Trinh MaiTrinh Mai, LCSW, MSW, serves as the University Neighborhood Partners (UNP) 2010-2011 Community Scholar in Residence. A member of the social work faculty at the University of Utah since 2006, Trinh has been working with Utah’s immigrant and refugee populations for four years to enrich the American experience - for both immigrants and citizens. At Hartland Partnership Center, a University Neighborhood Partners (UNP) program, she supervises the social work partnership. Within this partnership, social work students and faculty collaborate with community and other University partners to run programs and conduct research that aims to increase community access to education, healthcare, and housing, as well as promote integration of new Americans.
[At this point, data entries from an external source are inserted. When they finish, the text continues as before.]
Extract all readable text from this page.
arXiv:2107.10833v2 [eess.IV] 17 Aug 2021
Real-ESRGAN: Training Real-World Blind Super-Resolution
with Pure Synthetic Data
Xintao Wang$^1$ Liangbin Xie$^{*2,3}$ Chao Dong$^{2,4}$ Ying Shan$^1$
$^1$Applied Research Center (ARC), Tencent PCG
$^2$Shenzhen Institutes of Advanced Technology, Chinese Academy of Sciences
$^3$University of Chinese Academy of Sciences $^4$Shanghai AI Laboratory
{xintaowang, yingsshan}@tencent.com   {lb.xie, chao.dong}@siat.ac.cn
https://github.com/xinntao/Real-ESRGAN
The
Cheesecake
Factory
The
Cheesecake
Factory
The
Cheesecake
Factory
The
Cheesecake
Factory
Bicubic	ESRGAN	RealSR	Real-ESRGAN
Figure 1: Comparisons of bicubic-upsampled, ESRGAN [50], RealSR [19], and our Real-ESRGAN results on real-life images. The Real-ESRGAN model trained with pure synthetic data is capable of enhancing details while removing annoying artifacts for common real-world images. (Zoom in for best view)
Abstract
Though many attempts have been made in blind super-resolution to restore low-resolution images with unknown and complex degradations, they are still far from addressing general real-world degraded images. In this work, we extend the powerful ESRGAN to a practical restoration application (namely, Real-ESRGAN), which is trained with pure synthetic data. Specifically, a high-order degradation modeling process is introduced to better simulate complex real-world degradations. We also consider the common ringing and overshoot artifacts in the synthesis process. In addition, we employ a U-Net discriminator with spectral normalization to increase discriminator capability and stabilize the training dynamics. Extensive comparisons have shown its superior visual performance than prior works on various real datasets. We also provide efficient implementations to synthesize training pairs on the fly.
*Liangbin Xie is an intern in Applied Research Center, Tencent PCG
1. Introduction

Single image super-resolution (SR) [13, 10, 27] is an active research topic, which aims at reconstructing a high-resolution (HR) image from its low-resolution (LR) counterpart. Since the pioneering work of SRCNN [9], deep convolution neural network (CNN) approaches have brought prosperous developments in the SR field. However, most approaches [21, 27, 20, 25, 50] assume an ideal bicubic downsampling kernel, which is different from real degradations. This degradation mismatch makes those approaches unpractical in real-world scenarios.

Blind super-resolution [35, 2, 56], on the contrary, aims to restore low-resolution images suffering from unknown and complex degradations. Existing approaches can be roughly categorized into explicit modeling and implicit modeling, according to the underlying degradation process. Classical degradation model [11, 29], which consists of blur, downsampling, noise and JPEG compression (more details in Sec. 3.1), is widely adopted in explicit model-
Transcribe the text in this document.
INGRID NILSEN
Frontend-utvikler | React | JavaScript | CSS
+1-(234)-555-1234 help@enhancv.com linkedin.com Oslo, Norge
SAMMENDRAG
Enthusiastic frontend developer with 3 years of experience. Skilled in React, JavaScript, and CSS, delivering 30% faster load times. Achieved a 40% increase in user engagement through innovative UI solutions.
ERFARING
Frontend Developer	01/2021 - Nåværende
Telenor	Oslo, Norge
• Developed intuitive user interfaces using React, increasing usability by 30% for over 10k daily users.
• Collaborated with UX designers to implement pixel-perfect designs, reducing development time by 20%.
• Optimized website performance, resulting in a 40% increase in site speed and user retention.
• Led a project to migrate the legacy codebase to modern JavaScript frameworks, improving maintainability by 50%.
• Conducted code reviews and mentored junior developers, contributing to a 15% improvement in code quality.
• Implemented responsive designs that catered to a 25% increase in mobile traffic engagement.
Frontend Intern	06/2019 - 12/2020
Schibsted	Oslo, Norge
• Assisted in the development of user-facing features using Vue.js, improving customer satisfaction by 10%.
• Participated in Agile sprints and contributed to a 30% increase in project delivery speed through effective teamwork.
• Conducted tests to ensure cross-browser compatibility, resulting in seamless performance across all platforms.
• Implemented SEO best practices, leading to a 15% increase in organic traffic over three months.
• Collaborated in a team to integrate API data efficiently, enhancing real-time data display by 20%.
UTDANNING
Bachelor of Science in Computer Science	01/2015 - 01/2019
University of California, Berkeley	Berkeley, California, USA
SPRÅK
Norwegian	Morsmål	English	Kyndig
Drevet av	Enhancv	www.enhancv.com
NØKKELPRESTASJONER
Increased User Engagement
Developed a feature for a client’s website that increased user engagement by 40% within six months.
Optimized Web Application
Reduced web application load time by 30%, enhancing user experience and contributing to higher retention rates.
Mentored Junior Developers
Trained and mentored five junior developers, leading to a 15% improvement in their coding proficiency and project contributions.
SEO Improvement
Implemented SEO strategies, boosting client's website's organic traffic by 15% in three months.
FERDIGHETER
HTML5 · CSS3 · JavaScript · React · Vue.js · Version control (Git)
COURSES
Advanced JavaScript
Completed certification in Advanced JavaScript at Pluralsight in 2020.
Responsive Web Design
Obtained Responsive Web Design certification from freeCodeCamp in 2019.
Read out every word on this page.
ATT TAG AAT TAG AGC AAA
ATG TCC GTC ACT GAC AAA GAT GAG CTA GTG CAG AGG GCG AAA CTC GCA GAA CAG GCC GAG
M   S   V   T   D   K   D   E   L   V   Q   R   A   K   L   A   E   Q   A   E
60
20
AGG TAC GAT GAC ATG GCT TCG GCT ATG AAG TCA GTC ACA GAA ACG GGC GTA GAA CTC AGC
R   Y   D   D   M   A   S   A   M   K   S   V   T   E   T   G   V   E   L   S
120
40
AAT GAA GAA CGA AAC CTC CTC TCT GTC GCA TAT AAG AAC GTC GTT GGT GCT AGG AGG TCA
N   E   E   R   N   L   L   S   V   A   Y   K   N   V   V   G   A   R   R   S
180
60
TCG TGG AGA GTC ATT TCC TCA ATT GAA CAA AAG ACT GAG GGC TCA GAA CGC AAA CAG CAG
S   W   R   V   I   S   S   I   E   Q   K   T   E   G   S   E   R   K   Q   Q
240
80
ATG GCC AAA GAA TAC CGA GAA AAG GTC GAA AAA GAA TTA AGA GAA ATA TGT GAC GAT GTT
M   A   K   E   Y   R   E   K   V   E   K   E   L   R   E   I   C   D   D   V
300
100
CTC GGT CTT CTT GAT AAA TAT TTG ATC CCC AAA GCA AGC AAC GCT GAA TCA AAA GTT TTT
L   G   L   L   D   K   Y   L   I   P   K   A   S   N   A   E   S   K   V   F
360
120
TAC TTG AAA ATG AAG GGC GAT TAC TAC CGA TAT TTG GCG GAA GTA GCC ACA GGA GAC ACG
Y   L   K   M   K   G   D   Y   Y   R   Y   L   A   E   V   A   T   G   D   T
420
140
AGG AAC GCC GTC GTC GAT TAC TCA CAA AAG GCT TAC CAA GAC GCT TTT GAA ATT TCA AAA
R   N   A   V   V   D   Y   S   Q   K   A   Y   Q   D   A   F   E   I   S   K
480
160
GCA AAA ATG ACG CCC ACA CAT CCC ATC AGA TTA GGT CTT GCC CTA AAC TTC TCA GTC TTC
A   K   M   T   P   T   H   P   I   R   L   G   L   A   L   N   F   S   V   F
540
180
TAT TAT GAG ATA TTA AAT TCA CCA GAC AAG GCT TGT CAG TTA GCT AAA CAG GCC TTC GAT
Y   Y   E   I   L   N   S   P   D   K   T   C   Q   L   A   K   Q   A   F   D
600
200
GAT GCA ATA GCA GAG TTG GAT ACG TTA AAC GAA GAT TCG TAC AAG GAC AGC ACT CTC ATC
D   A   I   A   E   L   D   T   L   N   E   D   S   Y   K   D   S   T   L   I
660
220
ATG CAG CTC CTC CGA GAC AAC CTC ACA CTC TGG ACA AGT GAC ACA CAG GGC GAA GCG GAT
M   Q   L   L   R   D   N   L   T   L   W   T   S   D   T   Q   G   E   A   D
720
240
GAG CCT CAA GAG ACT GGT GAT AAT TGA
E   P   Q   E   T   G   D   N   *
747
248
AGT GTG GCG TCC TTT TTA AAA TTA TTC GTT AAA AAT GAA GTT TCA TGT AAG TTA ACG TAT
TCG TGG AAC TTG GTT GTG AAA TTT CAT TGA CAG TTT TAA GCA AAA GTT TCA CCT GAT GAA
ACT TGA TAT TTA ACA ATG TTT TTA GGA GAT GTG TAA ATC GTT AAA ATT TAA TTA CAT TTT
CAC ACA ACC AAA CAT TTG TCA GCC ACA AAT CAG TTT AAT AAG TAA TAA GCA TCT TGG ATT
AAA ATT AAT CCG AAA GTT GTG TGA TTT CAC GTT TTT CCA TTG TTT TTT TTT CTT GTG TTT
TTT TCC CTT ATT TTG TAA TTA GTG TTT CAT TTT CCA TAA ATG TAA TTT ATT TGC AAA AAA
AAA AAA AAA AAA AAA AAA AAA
As the 2010-2011 Community Scholar in Residence, Mai will have access to resources that will help the partnership further develop and to evaluate the Voices of New Americans program.
For more than a year, Mai has worked with Rai Farelly, a doctoral student in the U’s Department of Linguistics, and the UNP Hartland Resident Committee to develop and conduct cultural trainings for community organizations, focusing primarily on schools. The trainings - Voices of New Americans: Bridging Communities and Schools - allow the UNP Hartland Resident Committee, an ethnically diverse group of Utah residents, most with immigrant or refugee backgrounds, to share their knowledge and experiences with educators. Many of the presenters were teachers in their native countries of Afghanistan, Mexico, and Somalia. Now, in their new home, they enthusiastically work toward the goal of promoting education for all.

She explains the goal of her work is not assimilation, but rather, integration and mutual respect. She points out that by acknowledging, valuing, and integrating different beliefs or cultural traditions, whether they be in education or other disciplines, American systems and individuals develop their capacity and gain an international set of skills. “Cultural integration is richest when both newcomers and host cultures move toward each other, when both act as teachers and learners,” said Mai. “When people arrive to the U.S. as immigrants and refugees, they learn about mainstream cultures and how to integrate and adapt. Voices of New Americans recognizes and demonstrates that these communities also have a lot to teach.”

University of Utah President Michael K. Young awarded Mai the position of Community Scholar in Residence, acknowledging her ability to demonstrate “how teaching, research, and community engagement can be brought together into a valuable scholarly contribution.”